Adaptation, some people treat it as a routine. A routine that they can get over with naturally, with the help of friends and people around, for strong-willed ones these things didn’t even bother them for there’s something out there that’s worth worrying about. But not for me, I remember someone said this to me, a very close friend of mine that I think too much. Way too much over small little things. When I started to hear voices around me and I would suspect myself having bipolar disorder, when there are times I would cry for no concrete reason and I started to relate them with what happened in the past. And without me knowing, I had dug my emotion too deep that it’s almost impossible to conceal it back. That friend of mine ended up listening to everything and sometimes even dissolved the meshwork of unnecessary emotions that has piled up and started suffocating me. Or most of the time she will say "you’re thinking too much".

When such times came, I don’t know why I don’t want to stop thinking. I feel like if I were to just let it passed and act like nothing happened it would be too burdenful. As such I am actually ignoring one side of me that’s craving for tears. And that once I cried my eyes off, the heavy heart gets lighter naturally.

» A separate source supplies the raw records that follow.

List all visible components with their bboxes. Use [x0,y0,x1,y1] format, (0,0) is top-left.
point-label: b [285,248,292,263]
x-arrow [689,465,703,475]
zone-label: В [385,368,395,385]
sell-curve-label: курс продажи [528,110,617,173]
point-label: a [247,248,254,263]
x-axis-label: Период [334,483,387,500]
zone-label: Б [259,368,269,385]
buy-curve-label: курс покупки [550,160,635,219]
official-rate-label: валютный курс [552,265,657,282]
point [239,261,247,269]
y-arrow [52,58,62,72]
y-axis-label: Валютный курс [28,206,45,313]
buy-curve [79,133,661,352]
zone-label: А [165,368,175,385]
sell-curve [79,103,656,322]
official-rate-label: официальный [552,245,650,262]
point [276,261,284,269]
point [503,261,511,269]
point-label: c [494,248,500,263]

The same goes when I think I don’t belong somewhere. When I get back to hostel from a long holidays for instance, that transition period I called ‘adaptation’, instead of treating it as something casual, it has turned into a disease to me. That ends up giving me unnecessary stress. And this answers why I’ll anyhow try to get back to hostel a few days prior. Because I believe it’s always important for me to be mentally prepared with pressure in lectures, that even just glancing at tonnes of notes would give me ghostbumps, that thinking fastforward to the upcoming classes, assignments, presentation, exam gives me extra chill down the spines.

Well back to the issue, can anyone tell how can I have that transpoase or anything that acts the like so that I won’t suffer too much to adapt?